Reference types behavior in Blockchain / Solidity - Time & Space Complexity

When working with reference types in blockchain code, it's important to see how operations on these types affect performance.

We want to know how the time to run code changes as the size of the data referenced grows.

Analyze the time complexity of the following code snippet.

struct Data {
  uint[] values;
}

function sumValues(Data storage data) public view returns (uint) {
  uint total = 0;
  for (uint i = 0; i < data.values.length; i++) {
    total += data.values[i];
  }
  return total;
}
    

This function sums all numbers stored in a dynamic array inside a struct passed by reference.

Identify the loops, recursion, array traversals that repeat.

• Primary operation: Looping through each element in the array data.values.
• How many times: Once for every element in the array, so as many times as the array length.

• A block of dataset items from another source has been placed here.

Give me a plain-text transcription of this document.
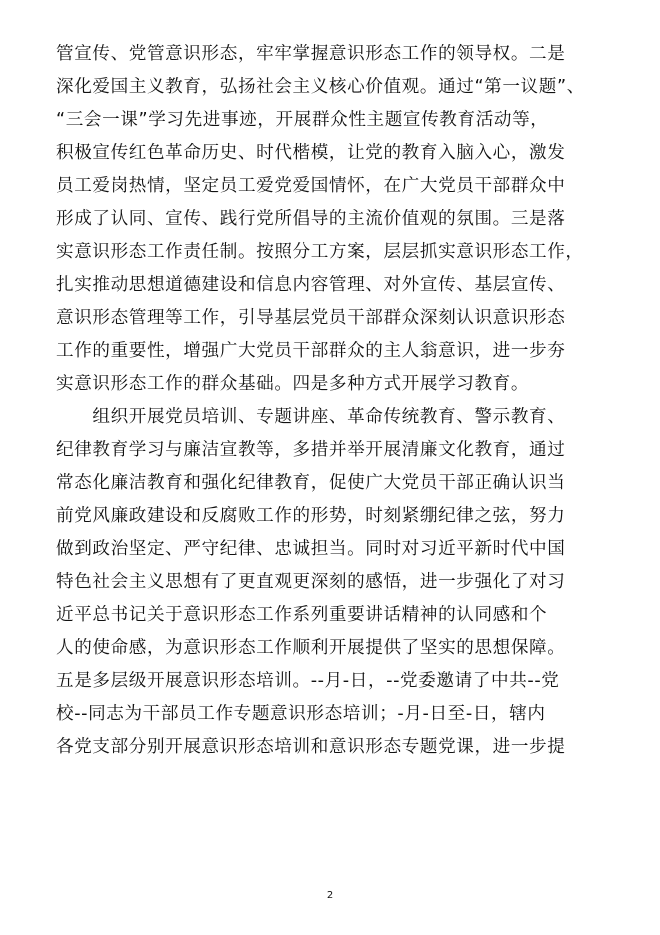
管宣传、党管意识形态，牢牢掌握意识形态工作的领导权。二是
深化爱国主义教育，弘扬社会主义核心价值观。通过“第一议题”、
“三会一课”学习先进事迹，开展群众性主题宣传教育活动等，
积极宣传红色革命历史、时代楷模，让党的教育入脑入心，激发
员工爱岗热情，坚定员工爱党爱国情怀，在广大党员干部群众中
形成了认同、宣传、践行党所倡导的主流价值观的氛围。三是落
实意识形态工作责任制。按照分工方案，层层抓实意识形态工作，
扎实推动思想道德建设和信息内容管理、对外宣传、基层宣传、
意识形态管理等工作，引导基层党员干部群众深刻认识意识形态
工作的重要性，增强广大党员干部群众的主人翁意识，进一步夯
实意识形态工作的群众基础。四是多种方式开展学习教育。
　　组织开展党员培训、专题讲座、革命传统教育、警示教育、
纪律教育学习与廉洁宣教等，多措并举开展清廉文化教育，通过
常态化廉洁教育和强化纪律教育，促使广大党员干部正确认识当
前党风廉政建设和反腐败工作的形势，时刻紧绷纪律之弦，努力
做到政治坚定、严守纪律、忠诚担当。同时对习近平新时代中国
特色社会主义思想有了更直观更深刻的感悟，进一步强化了对习
近平总书记关于意识形态工作系列重要讲话精神的认同感和个
人的使命感，为意识形态工作顺利开展提供了坚实的思想保障。
五是多层级开展意识形态培训。--月-日，--党委邀请了中共--党
校--同志为干部员工作专题意识形态培训；-月-日至-日，辖内
各党支部分别开展意识形态培训和意识形态专题党课，进一步提
2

As the array gets bigger, the function does more additions, one per element.

Input Size (n)	Approx. Operations
10	10 additions
100	100 additions
1000	1000 additions

Pattern observation: The work grows directly with the number of elements. Double the elements, double the work.

Time Complexity: O(n)

This means the time to run the function grows in a straight line with the size of the array.

[X] Wrong: "Since the struct is passed by reference, the function runs in constant time regardless of array size."

[OK] Correct: Passing by reference avoids copying data but the loop still visits every element, so time grows with array length.

Understanding how reference types affect time helps you explain performance clearly and shows you know how data size impacts blockchain functions.

"What if the function only summed the first 10 elements regardless of array size? How would the time complexity change?"